When they’d both sobered up a bit he burst into tears and wept for two solid hours—out of remorse, she said. He swore that from that time on he’d look after her until the day one of them died. It was a romance, she told me.
Sometimes the stories I hear are so random and messy, so lacking in either reasons or consequences, that I simply have to accept what I’m told. It’s only novelists who string together causes and effects like bead necklaces, as if stories really need to be logical. We pick them apart, looking for flaws in logic, forgetting that, more often than not, real life isn’t like that.
Crime writers often feel they should think like the detectives or lawyers they’re writing about. Crimes, once committed, should start a chain of events that lead to a satisfying conclusion.
What should I have asked Hazel? Why didn’t you go to the police? All crime stories begin with help being sought after an offence. But if someone is too drunk, broke, degraded, and exhausted to seek help or justice, no cop, detective, or law is invoked and therefore there’s no story. Well, there is a story, but no satisfactory explanation or logical consequence.
Tough. I have now told you everything that Hazel told me. I had no right to prod or pry any further—I am not a detective. I didn’t even know if Jacko was the one who infected Hazel with AIDS, or if it was the other way round. The way she told the story, she was loved and cared for by her rapist and killer.
Then she died and Jacko has been alone ever since.
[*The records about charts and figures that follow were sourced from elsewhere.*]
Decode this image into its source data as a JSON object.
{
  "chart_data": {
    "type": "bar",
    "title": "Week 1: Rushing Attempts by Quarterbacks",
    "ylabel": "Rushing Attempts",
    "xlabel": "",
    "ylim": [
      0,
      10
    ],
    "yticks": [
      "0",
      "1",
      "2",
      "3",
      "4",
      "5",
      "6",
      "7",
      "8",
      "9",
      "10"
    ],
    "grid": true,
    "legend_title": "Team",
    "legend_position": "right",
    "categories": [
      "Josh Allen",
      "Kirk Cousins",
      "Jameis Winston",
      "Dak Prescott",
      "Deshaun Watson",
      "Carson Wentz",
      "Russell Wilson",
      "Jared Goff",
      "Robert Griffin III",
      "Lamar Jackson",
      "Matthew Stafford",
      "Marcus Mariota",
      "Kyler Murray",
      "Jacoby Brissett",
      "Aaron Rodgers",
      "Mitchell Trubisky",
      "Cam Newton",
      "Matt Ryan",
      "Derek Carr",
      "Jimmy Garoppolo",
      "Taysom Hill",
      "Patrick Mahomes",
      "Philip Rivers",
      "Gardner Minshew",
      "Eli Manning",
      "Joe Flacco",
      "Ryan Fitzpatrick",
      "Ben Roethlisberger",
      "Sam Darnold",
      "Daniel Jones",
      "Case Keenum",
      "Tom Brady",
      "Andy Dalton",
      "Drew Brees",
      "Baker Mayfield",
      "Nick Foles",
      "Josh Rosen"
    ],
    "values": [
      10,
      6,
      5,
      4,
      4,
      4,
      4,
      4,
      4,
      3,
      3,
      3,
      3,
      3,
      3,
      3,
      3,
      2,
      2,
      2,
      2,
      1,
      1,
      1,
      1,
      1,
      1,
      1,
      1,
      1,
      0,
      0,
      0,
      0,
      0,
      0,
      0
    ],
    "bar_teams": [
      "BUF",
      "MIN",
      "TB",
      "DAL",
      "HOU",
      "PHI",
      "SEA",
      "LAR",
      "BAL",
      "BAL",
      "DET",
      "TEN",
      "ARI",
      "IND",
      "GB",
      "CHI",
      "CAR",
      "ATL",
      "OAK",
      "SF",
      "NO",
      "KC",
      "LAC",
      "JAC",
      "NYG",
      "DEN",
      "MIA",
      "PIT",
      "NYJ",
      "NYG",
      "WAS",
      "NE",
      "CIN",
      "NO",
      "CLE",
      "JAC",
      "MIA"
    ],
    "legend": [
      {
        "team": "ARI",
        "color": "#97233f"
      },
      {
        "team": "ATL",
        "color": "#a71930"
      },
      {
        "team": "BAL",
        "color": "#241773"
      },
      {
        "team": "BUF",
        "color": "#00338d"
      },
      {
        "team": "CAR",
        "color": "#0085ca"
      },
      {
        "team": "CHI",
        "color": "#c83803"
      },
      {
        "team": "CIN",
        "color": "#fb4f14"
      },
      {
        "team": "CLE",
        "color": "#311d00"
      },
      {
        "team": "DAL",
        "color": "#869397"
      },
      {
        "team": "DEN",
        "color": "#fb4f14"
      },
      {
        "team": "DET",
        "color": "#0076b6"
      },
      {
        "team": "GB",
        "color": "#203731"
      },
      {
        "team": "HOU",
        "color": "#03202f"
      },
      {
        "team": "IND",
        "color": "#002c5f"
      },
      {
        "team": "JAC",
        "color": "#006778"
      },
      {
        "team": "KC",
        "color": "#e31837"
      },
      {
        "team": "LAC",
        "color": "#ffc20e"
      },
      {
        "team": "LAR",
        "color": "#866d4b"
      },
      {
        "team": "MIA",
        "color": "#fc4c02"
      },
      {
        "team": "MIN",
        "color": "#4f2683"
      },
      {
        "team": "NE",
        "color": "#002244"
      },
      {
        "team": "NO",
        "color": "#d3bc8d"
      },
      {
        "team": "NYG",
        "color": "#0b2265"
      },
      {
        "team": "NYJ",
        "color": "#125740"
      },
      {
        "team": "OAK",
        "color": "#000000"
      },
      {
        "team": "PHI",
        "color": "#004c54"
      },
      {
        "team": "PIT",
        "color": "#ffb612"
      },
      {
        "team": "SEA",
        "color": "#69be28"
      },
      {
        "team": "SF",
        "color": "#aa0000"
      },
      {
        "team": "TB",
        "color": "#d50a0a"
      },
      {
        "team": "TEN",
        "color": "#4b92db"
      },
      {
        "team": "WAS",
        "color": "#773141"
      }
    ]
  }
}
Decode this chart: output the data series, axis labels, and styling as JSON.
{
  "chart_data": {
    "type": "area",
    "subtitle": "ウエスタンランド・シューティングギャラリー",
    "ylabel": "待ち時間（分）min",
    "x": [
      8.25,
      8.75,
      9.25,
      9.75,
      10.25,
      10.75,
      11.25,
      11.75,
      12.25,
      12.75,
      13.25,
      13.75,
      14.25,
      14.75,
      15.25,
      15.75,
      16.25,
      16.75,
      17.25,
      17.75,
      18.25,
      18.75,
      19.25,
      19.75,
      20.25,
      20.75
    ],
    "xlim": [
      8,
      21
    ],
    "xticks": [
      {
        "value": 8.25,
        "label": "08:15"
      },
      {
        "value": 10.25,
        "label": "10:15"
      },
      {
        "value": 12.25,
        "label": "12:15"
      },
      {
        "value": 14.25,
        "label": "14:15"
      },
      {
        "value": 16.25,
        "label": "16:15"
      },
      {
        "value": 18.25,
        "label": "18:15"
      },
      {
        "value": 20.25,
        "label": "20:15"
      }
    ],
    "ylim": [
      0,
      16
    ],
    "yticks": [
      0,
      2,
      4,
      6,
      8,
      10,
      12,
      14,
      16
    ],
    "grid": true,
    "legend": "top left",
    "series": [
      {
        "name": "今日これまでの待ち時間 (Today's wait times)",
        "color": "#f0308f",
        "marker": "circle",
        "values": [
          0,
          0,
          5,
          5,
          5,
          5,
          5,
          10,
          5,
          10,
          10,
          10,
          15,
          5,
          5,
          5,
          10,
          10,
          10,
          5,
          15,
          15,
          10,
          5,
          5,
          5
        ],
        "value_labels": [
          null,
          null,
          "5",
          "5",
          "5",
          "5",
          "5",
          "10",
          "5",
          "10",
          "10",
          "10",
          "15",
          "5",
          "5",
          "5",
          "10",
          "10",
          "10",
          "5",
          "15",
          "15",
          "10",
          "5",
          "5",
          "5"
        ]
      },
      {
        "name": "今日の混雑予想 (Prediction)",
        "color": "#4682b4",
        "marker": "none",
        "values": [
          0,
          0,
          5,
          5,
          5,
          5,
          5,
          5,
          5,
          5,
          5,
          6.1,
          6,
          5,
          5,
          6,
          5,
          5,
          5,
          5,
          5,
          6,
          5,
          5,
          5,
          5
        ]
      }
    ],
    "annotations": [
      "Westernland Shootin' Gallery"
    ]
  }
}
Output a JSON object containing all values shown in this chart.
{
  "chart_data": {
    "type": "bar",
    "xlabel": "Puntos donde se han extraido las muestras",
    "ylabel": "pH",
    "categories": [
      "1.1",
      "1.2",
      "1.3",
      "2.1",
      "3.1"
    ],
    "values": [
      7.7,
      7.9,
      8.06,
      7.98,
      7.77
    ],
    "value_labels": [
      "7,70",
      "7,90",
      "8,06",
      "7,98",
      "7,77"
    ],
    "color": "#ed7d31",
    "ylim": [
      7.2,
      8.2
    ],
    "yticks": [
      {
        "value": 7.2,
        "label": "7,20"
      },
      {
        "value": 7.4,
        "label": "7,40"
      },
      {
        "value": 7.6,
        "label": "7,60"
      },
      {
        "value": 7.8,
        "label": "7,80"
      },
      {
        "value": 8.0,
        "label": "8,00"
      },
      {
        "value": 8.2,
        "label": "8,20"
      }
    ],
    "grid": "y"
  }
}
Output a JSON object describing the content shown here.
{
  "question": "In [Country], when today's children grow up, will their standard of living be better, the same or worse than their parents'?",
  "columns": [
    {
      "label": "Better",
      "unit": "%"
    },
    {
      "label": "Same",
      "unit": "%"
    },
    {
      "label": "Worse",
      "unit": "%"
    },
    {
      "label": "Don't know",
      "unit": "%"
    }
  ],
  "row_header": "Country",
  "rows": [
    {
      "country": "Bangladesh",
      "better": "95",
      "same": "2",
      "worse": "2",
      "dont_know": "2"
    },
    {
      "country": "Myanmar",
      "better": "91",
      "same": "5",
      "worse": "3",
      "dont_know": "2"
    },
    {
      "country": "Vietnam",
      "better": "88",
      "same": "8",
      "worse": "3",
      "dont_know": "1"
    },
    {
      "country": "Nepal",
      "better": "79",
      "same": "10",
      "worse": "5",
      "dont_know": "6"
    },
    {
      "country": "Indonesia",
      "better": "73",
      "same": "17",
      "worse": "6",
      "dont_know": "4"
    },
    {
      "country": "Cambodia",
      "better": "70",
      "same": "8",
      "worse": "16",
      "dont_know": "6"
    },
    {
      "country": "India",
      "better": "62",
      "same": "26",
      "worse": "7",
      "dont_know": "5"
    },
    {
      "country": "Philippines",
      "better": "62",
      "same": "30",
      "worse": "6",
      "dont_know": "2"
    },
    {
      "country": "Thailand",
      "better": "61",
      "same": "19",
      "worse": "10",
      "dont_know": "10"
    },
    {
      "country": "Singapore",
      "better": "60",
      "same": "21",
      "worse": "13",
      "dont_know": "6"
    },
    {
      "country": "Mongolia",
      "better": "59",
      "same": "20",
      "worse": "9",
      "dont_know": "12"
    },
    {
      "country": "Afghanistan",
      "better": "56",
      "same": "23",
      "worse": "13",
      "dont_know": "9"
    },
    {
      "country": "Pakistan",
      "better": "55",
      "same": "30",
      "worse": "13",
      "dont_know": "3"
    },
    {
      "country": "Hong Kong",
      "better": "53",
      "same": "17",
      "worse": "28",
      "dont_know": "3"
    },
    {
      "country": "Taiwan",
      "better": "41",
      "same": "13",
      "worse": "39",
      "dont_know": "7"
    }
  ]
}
Every time I see him in the street now he rolls up his trouser legs to show me the raw lesions. Every time I look there are more. Is he saying, “Look, this is what I deserve. This sickness is my redemption. Yes, I raped her but she’s still killing me”? Probably not, he’s not much of a talker or a thinker. He’s probably just saying, “I’m sick, give me money.” But when I give him money who am I supporting? Am I, a feminist, giving money to a rapist and a killer? Or am I just giving a sick man the bus fare to the hospital?
Nothing is clear and you would have to be more naive than I am to believe everything you hear and then to judge a man on that basis.
Jacko is even less satisfactory as a storyteller than Hazel was. I want far more shape, many more answers than I’ve been given. But I’ll just have to make them up for myself because I’m addicted to looking for meaning, to filling in gaps. However, more likely than not, if I’m trying to find my way towards some sort of truth, I will be proved wrong. Because, apart from random conversations and sometimes cooking at a homeless shelter, I simply don’t walk in that world. And Sick Hazel, as far as I know, didn’t read detective stories. So she didn’t shape her story to suit her audience. She just told it like it was. Or wasn’t. As I said at the beginning, I’ve taught myself to be neither a believer nor a disbeliever.